Khrushchev himself is a despot and the speech "the most damning indictment of despotism ever made by a despot."

P: Khrushchev exposed the inability of the Communist system "to liquidate its own evil leadership."

P: Khrushchev and Bulganin were intimates and close colleagues of Stalin and benefited directly from his purges. "They knew full well what was going on."

P: If, under Khrushchev and Bulganin, Communism is seriously trying to reform from one-man misrule, what about Red China, which has "indeed sought to outdo Stalin in brutality?"
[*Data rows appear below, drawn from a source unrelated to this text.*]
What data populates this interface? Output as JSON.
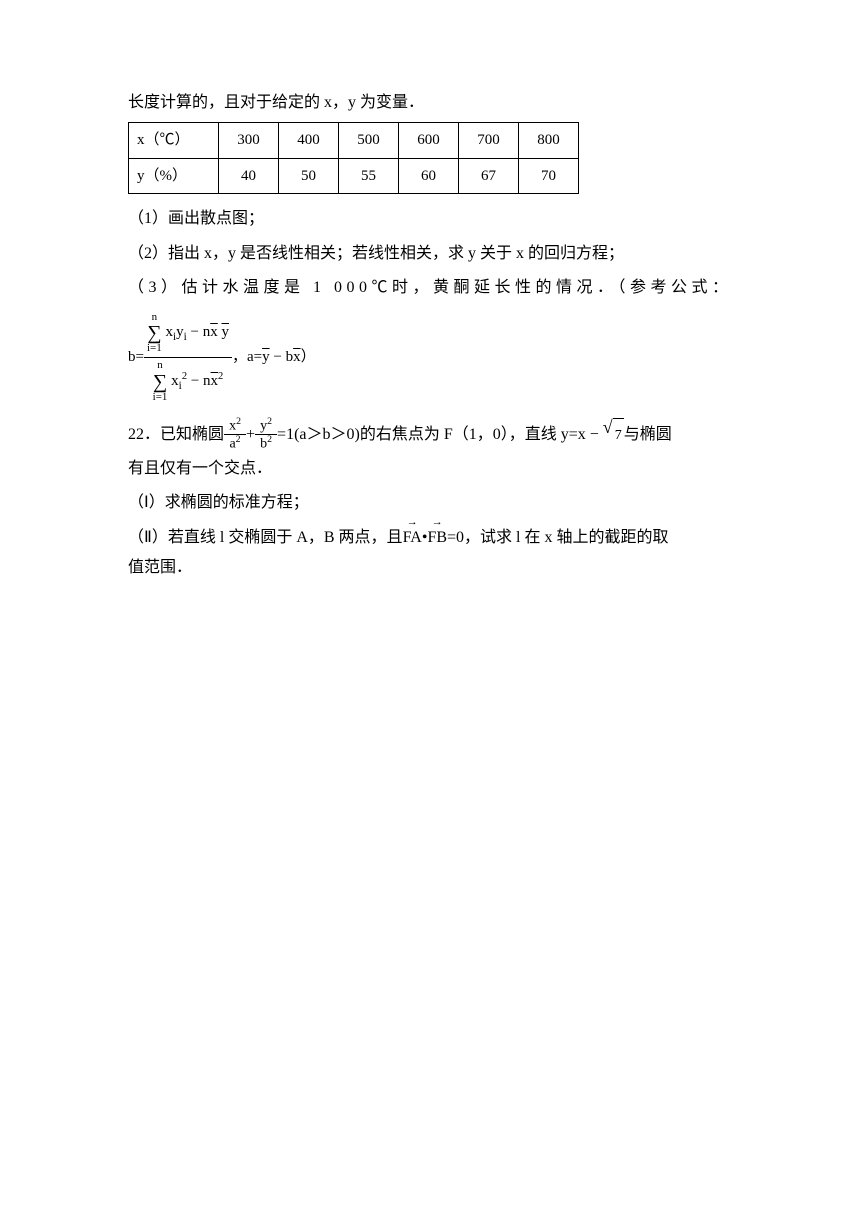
{
  "intro_line": "长度计算的，且对于给定的 x，y 为变量．",
  "table": {
    "row1_label": "x（℃）",
    "row1": [
      "300",
      "400",
      "500",
      "600",
      "700",
      "800"
    ],
    "row2_label": "y（%）",
    "row2": [
      "40",
      "50",
      "55",
      "60",
      "67",
      "70"
    ]
  },
  "q1": "（1）画出散点图；",
  "q2": "（2）指出 x，y 是否线性相关；若线性相关，求 y 关于 x 的回归方程；",
  "q3_a": "（3）估计水温度是 1 000℃时，黄酮延长性的情况．（参考公式：",
  "formula": {
    "lhs": "b=",
    "num_limit_top": "n",
    "num_limit_bot": "i=1",
    "num_expr": "xᵢyᵢ − n",
    "num_xy": "x y",
    "den_limit_top": "n",
    "den_limit_bot": "i=1",
    "den_expr1": "xᵢ",
    "den_expr2": " − n",
    "den_x": "x",
    "tail_comma": "，a=",
    "tail_y": "y",
    "tail_minus": " − b",
    "tail_x": "x",
    "tail_paren": "）"
  },
  "q22": {
    "prefix": "22．已知椭圆",
    "frac1_n": "x",
    "frac1_n_sup": "2",
    "frac1_d": "a",
    "frac1_d_sup": "2",
    "plus": "+",
    "frac2_n": "y",
    "frac2_n_sup": "2",
    "frac2_d": "b",
    "frac2_d_sup": "2",
    "eq": "=1(a＞b＞0)",
    "mid": "的右焦点为 F（1，0），直线 y=x − ",
    "sqrt_val": "7",
    "suffix": "与椭圆",
    "line2": "有且仅有一个交点．",
    "part1": "（Ⅰ）求椭圆的标准方程；",
    "part2_a": "（Ⅱ）若直线 l 交椭圆于 A，B 两点，且",
    "vec1": "FA",
    "dot": "•",
    "vec2": "FB",
    "part2_b": "=0，试求 l 在 x 轴上的截距的取",
    "part2_c": "值范围．"
  },
  "colors": {
    "text": "#000000",
    "background": "#ffffff",
    "border": "#000000"
  }
}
Soviet despotism has attained a rapid rate of industrialization, Dulles conceded, partly due to the use of forced labor. The new countries of Asia and Africa might be lured toward the Communist system to achieve rapid economic gains unless they understand that freedom offers something better. "Our free society derives its principal momentum from its religious character. We believe in the spiritual nature of man, and in the human dignity which results from the fact that man has his origin and destiny in God. Such beliefs provide a constant and powerful compulsion toward peaceful change toward a better world . . . During a period when international Communism was forcibly extending its dominion over more than 650 million alien people . . . the free nations were according independence to 17 nations with aggregate populations of around 650 million. Thus we have the most dramatic contrast between the dynamic liberalism of free societies and the brutal reactionism of those who glorify physical power.

"We are not to be complacent and feel that our past automatically assures our future . . . The free societies must make clear, so that none can doubt, their own constant dedication to the liberal principles of peaceful change. It is not enough to prove that despotism is bad. It is equally necessary to go on--and on--proving that freedom is good."